肥満治療薬は医師の診断のもとで使用する医療用医薬品であり、種類によって作用の仕組みや保険適用の可否、副作用のリスクが異なります。自己判断で選べるものではありません。

本記事では、肥満治療薬の種類や効果、副作用、費用の目安、保険適用となる条件について、医療ダイエットを専門とするMBDクリニックが解説します。治療を検討する際の判断材料としてお役立てください。

薬剤ごとに向いている人の傾向や注意点は異なるため、まずは全体像を把握したうえで、医師によるカウンセリングで自分に合った治療を確認することをおすすめします。

確認したいポイント結論詳細
肥満治療薬にはどんな種類がある?主にGLP-1系の注射薬と内服薬ですGLP-1受容体作動薬やGIP/GLP-1受容体作動薬、内服薬、漢方薬など、作用の仕組みが異なる複数の系統があります。
肥満治療薬は保険適用される?条件を満たす場合のみ保険適用ですBMIや肥満に伴う健康障害の有無など一定の基準を満たす場合に限り保険適用となり、それ以外は自由診療となります。
肥満治療薬にはどんな副作用がある?主に吐き気や便秘などの消化器症状です投与初期に消化器症状が出やすく、頻度は低いものの胆嚢炎や膵炎など重い症状が起こることもあります。

この記事でわかること

  • 肥満治療薬の主な種類と作用の仕組み
  • 代表的な薬剤(マンジャロ・ウゴービなど)の違い
  • 保険適用となる条件と自由診療との違い
  • 治療で期待できる体重減少効果の目安
  • 副作用やリスク、費用の目安

肥満治療薬とは

肥満治療薬とは、肥満や肥満症と診断された方に対して、医師の管理のもとで体重管理を目的に処方される医療用医薬品です。

市販のサプリメントやダイエット食品とは異なり、有効成分の作用の仕組みや安全性について臨床試験で検証されたうえで承認されています。

肥満と肥満症の違い

「肥満」はBMI(体格指数)が基準値を超えている状態を指す言葉です。
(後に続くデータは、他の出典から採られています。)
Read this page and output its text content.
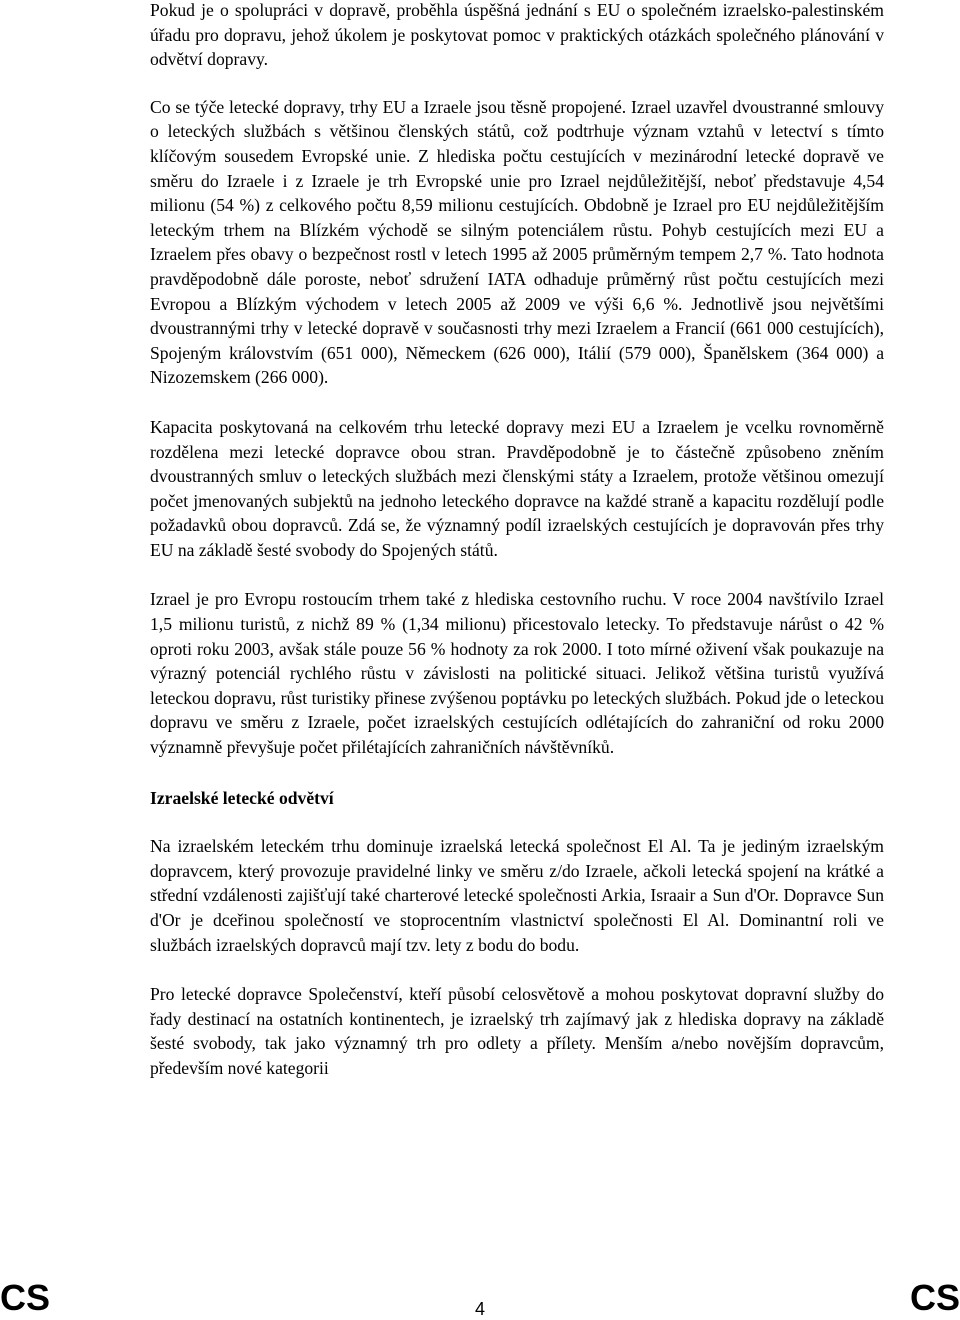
Pokud je o spolupráci v dopravě, proběhla úspěšná jednání s EU o společném izraelsko-palestinském úřadu pro dopravu, jehož úkolem je poskytovat pomoc v praktických otázkách společného plánování v odvětví dopravy.

Co se týče letecké dopravy, trhy EU a Izraele jsou těsně propojené. Izrael uzavřel dvoustranné smlouvy o leteckých službách s většinou členských států, což podtrhuje význam vztahů v letectví s tímto klíčovým sousedem Evropské unie. Z hlediska počtu cestujících v mezinárodní letecké dopravě ve směru do Izraele i z Izraele je trh Evropské unie pro Izrael nejdůležitější, neboť představuje 4,54 milionu (54 %) z celkového počtu 8,59 milionu cestujících. Obdobně je Izrael pro EU nejdůležitějším leteckým trhem na Blízkém východě se silným potenciálem růstu. Pohyb cestujících mezi EU a Izraelem přes obavy o bezpečnost rostl v letech 1995 až 2005 průměrným tempem 2,7 %. Tato hodnota pravděpodobně dále poroste, neboť sdružení IATA odhaduje průměrný růst počtu cestujících mezi Evropou a Blízkým východem v letech 2005 až 2009 ve výši 6,6 %. Jednotlivě jsou největšími dvoustrannými trhy v letecké dopravě v současnosti trhy mezi Izraelem a Francií (661 000 cestujících), Spojeným královstvím (651 000), Německem (626 000), Itálií (579 000), Španělskem (364 000) a Nizozemskem (266 000).

Kapacita poskytovaná na celkovém trhu letecké dopravy mezi EU a Izraelem je vcelku rovnoměrně rozdělena mezi letecké dopravce obou stran. Pravděpodobně je to částečně způsobeno zněním dvoustranných smluv o leteckých službách mezi členskými státy a Izraelem, protože většinou omezují počet jmenovaných subjektů na jednoho leteckého dopravce na každé straně a kapacitu rozdělují podle požadavků obou dopravců. Zdá se, že významný podíl izraelských cestujících je dopravován přes trhy EU na základě šesté svobody do Spojených států.

Izrael je pro Evropu rostoucím trhem také z hlediska cestovního ruchu. V roce 2004 navštívilo Izrael 1,5 milionu turistů, z nichž 89 % (1,34 milionu) přicestovalo letecky. To představuje nárůst o 42 % oproti roku 2003, avšak stále pouze 56 % hodnoty za rok 2000. I toto mírné oživení však poukazuje na výrazný potenciál rychlého růstu v závislosti na politické situaci. Jelikož většina turistů využívá leteckou dopravu, růst turistiky přinese zvýšenou poptávku po leteckých službách. Pokud jde o leteckou dopravu ve směru z Izraele, počet izraelských cestujících odlétajících do zahraniční od roku 2000 významně převyšuje počet přilétajících zahraničních návštěvníků.

Izraelské letecké odvětví

Na izraelském leteckém trhu dominuje izraelská letecká společnost El Al. Ta je jediným izraelským dopravcem, který provozuje pravidelné linky ve směru z/do Izraele, ačkoli letecká spojení na krátké a střední vzdálenosti zajišťují také charterové letecké společnosti Arkia, Israair a Sun d'Or. Dopravce Sun d'Or je dceřinou společností ve stoprocentním vlastnictví společnosti El Al. Dominantní roli ve službách izraelských dopravců mají tzv. lety z bodu do bodu.

Pro letecké dopravce Společenství, kteří působí celosvětově a mohou poskytovat dopravní služby do řady destinací na ostatních kontinentech, je izraelský trh zajímavý jak z hlediska dopravy na základě šesté svobody, tak jako významný trh pro odlety a přílety. Menším a/nebo novějším dopravcům, především nové kategorii

CS	4	CS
一方「肥満症」は、肥満に加えて糖尿病や高血圧、脂質異常症といった健康障害を伴い、医学的に減量治療が必要と判断された状態を指します。

肥満治療薬は、主にこの肥満症に対する治療の一環として用いられるものであり、見た目を整えるためだけの薬ではありません。肥満症の診断基準や治療の流れについては、以下の記事でも詳しく解説しています。

肥満症とは?診断基準・原因から治療法・保険適用の条件まで解説

肥満治療薬の位置づけ

肥満治療薬は、食欲や代謝に関わるホルモンの働きを利用して食事量をコントロールしやすくする薬です。ただし、薬だけで根本的な体質改善が完了するわけではなく、食事や生活習慣の見直しと並行して用いることが前提となります。

薬の作用によって食欲が落ち着いている間に、食べ方や生活のリズムを見直すことで、投与を終えたあとも維持しやすい体づくりにつながりやすいとされています。

効果には個人差があり、すべての方に同じ結果が得られるわけではない点にも注意が必要です。年齢や体質、生活習慣、併用する治療内容によっても経過は変わるため、開始前に医師とよく相談することが欠かせません。

市販のダイエットサプリとの違い

ドラッグストアやインターネットで販売されているダイエットサプリメントは、健康食品に分類されており、医薬品のような厳密な有効性の証明は求められていません。

含まれる成分の量や品質にもばらつきがあり、期待する効果が得られるとは限りません。

一方、肥満治療薬は医薬品医療機器等法に基づき、有効性と安全性が臨床試験で確認されたうえで承認された医療用医薬品です。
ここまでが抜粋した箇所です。